Sacramento’s California Stage is presenting a decidedly odd play about a 600-pound recluse trying to sort out his troubled life. The play is called “The Whale,” and the script picked up several awards in New York. It’s an eccentric, but captivating small production.
The lights come up on a room littered with discarded candy wrappers, crumpled bags of chips, and greasy pizza boxes. In the center is a ratty sofa, and a huge, morbidly obese man, pecking away at a laptop computer. He lies there night and day, occasional rising painfully and hobbling on a creaky walker.
The sofa is where he works, eats, and sleeps. He supports himself as an online tutor, coaching college students writing essays.
Reviewing a flippant essay about “The Great Gatsby,” which the student maintains, “ain’t that great.”
"The problems with this essay are painfully obvious. The student has no discernible thesis, almost no analysis whatsoever. What I’m going to do is post the paper in its entirety," he says.
His condition is frightful, he doesn’t allow students to see him or his squalid apartment on camera. Yet he’s an intelligent, caring person. He’s also depressed and regretful. And his compulsive eating is killing him.
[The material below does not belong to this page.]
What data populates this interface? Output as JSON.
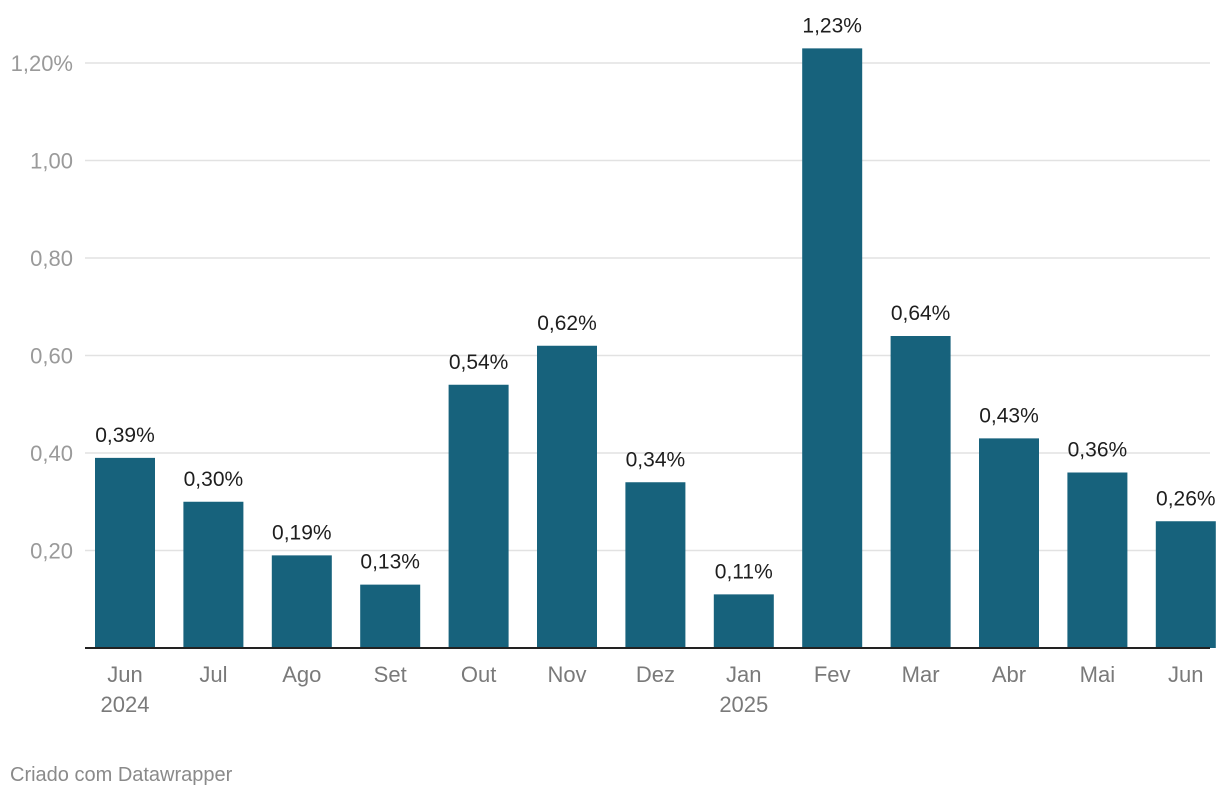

A friendly neighbor who’s a nurse comes to check his blood pressure, which is 238 over 134, a statistic that prompts gasps from the audience. He’s so heavy he needs help to get up from the sofa. He doesn’t have health insurance, and refuses to see a doctor, despite frequent chest pains.
Realizing that his time is short, he reaches out to his daughter, who he hasn’t seen in years. She has grown into the archetypal angry teen, and her response is bitter judgment.
"Just being around you is disgusting," she tells him. "You smell disgusting. Your apartment is disgusting. The last time I saw you, you were disgusting."
Still, he tries to patch things up with her, and also with his ex-wife, who’s angry that he left her for another man.
It’s a nearly hopeless situation, yet this strange assortment of characters, including a young Mormon missionary, lingers in your mind long after the play ends. And the central portrait of a dying guy trying to salvage something positive from his messed-up life makes for an unexpectedly moving script.
Actor Joel Mario Rickert, inside a vast padded fat suit, gives a sensitive and sympathetic performance. Granted, this production is simply staged, on a shoestring budget , and the five actors are an earnest if variable lot, ranging from college students to experienced pros. The play features many valuable human insights despite its strangeness and occasional limitations.
The California Stage production of "The Whale" continues in Sacramento through Feb. 12.